FE-Based Simulation of Hairpin Shaping Processes for Traction Drives

Abstract

Based on the present change in mobility, there are novel requirements on production technologies of electric drives regarding process reliability, ability for automation, productivity as well as mechanical and electric filling factors. Providing significant advantages compared to conventional winding technologies, the hairpin technology combined with the usage of flat copper wire is a promising opportunity to fulfill the upcoming standards. Hence, the AnStaHa project aims the qualification of the hairpin technology for application in mass production. In spite of numerous advantages, the application of the hairpin technology also shows weaknesses.
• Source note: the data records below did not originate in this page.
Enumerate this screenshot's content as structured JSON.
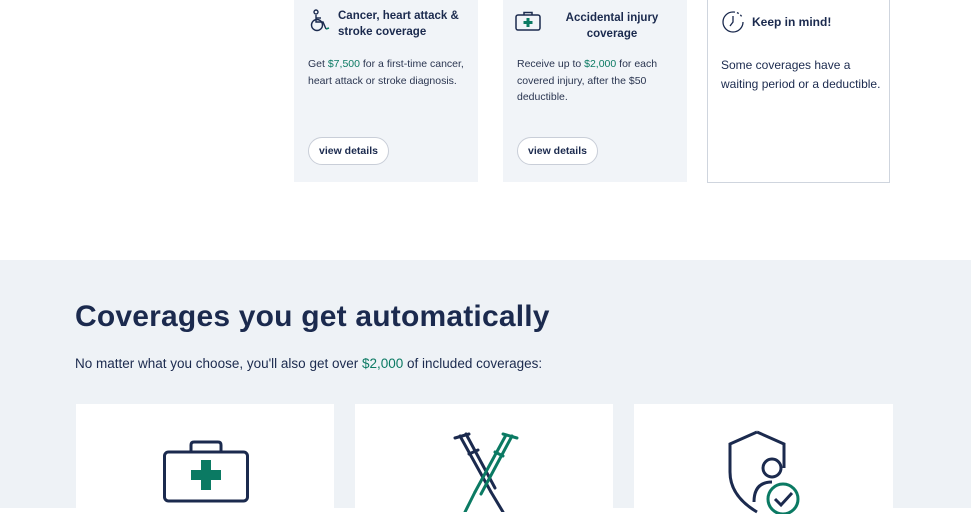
{
  "cards": [
    {
      "icon": "wheelchair-icon",
      "title": "Cancer, heart attack & stroke coverage",
      "desc_prefix": "Get ",
      "desc_amount": "$7,500",
      "desc_suffix": " for a first-time cancer, heart attack or stroke diagnosis.",
      "button": "view details"
    },
    {
      "icon": "first-aid-kit-icon",
      "title": "Accidental injury coverage",
      "desc_prefix": "Receive up to ",
      "desc_amount": "$2,000",
      "desc_suffix": " for each covered injury, after the $50 deductible.",
      "button": "view details"
    }
  ],
  "note": {
    "icon": "timer-icon",
    "title": "Keep in mind!",
    "desc": "Some coverages have a waiting period or a deductible."
  },
  "automatic": {
    "heading": "Coverages you get automatically",
    "sub_prefix": "No matter what you choose, you'll also get over ",
    "sub_amount": "$2,000",
    "sub_suffix": " of included coverages:",
    "cards": [
      {
        "icon": "first-aid-kit-icon"
      },
      {
        "icon": "crutches-icon"
      },
      {
        "icon": "shield-person-check-icon"
      }
    ]
  },
  "colors": {
    "accent": "#0b7a63",
    "navy": "#1b2a4e",
    "card_bg": "#f1f4f8",
    "section_bg": "#eef2f6"
  }
}
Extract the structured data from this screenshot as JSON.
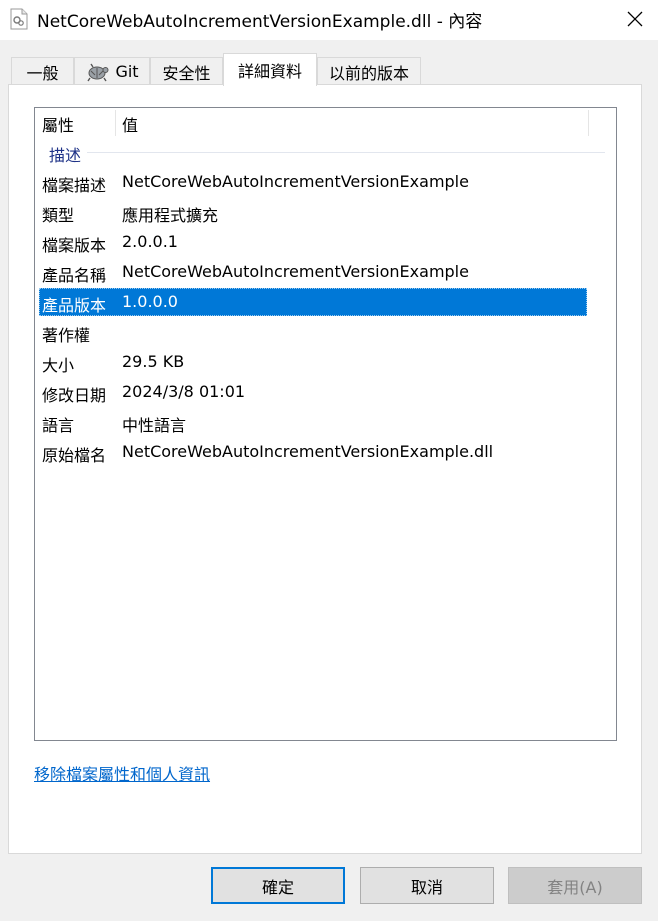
{
  "window": {
    "title": "NetCoreWebAutoIncrementVersionExample.dll - 內容",
    "file_icon": "document-file-icon",
    "close_icon": "close-icon"
  },
  "tabs": [
    {
      "label": "一般"
    },
    {
      "label": "Git",
      "icon": "tortoise-git-icon"
    },
    {
      "label": "安全性"
    },
    {
      "label": "詳細資料",
      "active": true
    },
    {
      "label": "以前的版本"
    }
  ],
  "details": {
    "columns": {
      "property": "屬性",
      "value": "值"
    },
    "group_label": "描述",
    "rows": [
      {
        "property": "檔案描述",
        "value": "NetCoreWebAutoIncrementVersionExample"
      },
      {
        "property": "類型",
        "value": "應用程式擴充"
      },
      {
        "property": "檔案版本",
        "value": "2.0.0.1"
      },
      {
        "property": "產品名稱",
        "value": "NetCoreWebAutoIncrementVersionExample"
      },
      {
        "property": "產品版本",
        "value": "1.0.0.0",
        "selected": true
      },
      {
        "property": "著作權",
        "value": ""
      },
      {
        "property": "大小",
        "value": "29.5 KB"
      },
      {
        "property": "修改日期",
        "value": "2024/3/8 01:01"
      },
      {
        "property": "語言",
        "value": "中性語言"
      },
      {
        "property": "原始檔名",
        "value": "NetCoreWebAutoIncrementVersionExample.dll"
      }
    ]
  },
  "remove_link": "移除檔案屬性和個人資訊",
  "buttons": {
    "ok": "確定",
    "cancel": "取消",
    "apply": "套用(A)"
  },
  "colors": {
    "selection": "#0078d7",
    "link": "#0066cc",
    "group": "#1e3287"
  }
}
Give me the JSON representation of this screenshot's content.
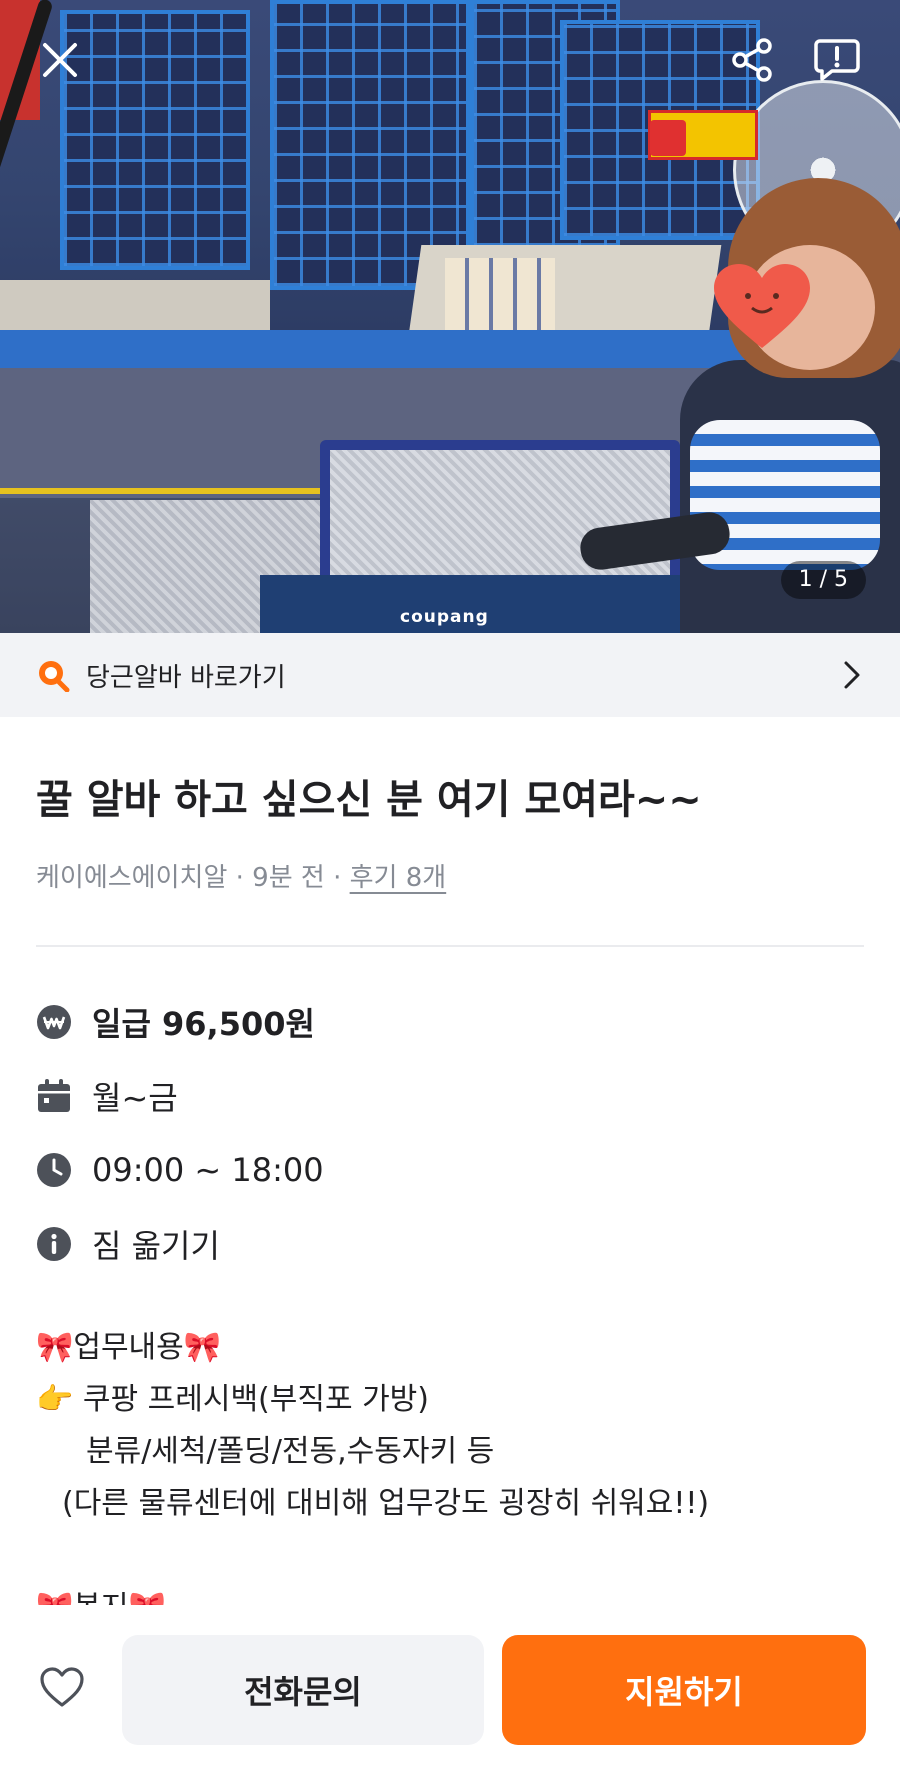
{
  "hero": {
    "image_counter": "1 / 5",
    "bag_brand_text": "coupang",
    "icons": {
      "close": "close-icon",
      "share": "share-icon",
      "report": "report-icon"
    }
  },
  "banner": {
    "icon": "search-icon",
    "label": "당근알바 바로가기",
    "chevron": "chevron-right-icon"
  },
  "post": {
    "title": "꿀 알바 하고 싶으신 분 여기 모여라~~",
    "author": "케이에스에이치알",
    "separator": " · ",
    "time": "9분 전",
    "reviews": "후기 8개"
  },
  "info": {
    "pay": {
      "icon": "won-coin-icon",
      "text": "일급 96,500원"
    },
    "days": {
      "icon": "calendar-icon",
      "text": "월~금"
    },
    "hours": {
      "icon": "clock-icon",
      "text": "09:00 ~ 18:00"
    },
    "task": {
      "icon": "info-icon",
      "text": "짐 옮기기"
    }
  },
  "description": {
    "heading_emoji": "🎀",
    "heading": "업무내용",
    "point_emoji": "👉",
    "line1": "쿠팡 프레시백(부직포 가방)",
    "line2": "분류/세척/폴딩/전동,수동자키 등",
    "line3": "(다른 물류센터에 대비해 업무강도 굉장히 쉬워요!!)",
    "next_heading": "복지"
  },
  "bottom": {
    "call_label": "전화문의",
    "apply_label": "지원하기",
    "heart_icon": "heart-outline-icon"
  },
  "colors": {
    "accent": "#ff6f0f",
    "muted": "#868b94",
    "icon_gray": "#4d5159",
    "banner_bg": "#f2f3f6"
  }
}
In particular, the shaping of hairpins is considerably more complex than corresponding process sequences of other winding technologies. The main reasons for this are the rectangular cross section and resulting directional properties of flat copper wires, significant springback effects as well as process-related damage of the wire insulation. Therefore, basic knowledge about the deformation behavior of the wire is required for process dimensioning within the context of system design. This paper handles the numerical simulation of hairpin shaping using the commercial finite element software suite Abaqus FEA. The FE-based approach is validated by experiments for different geometries and includes the complete forming process of hairpins, which is considered to be implemented in two following steps - U-bending and 3-D-shaping. Because the numerical analysis takes wire springback into account, the results can be used for a digital evaluation of hairpin shaping processes during the period of system design.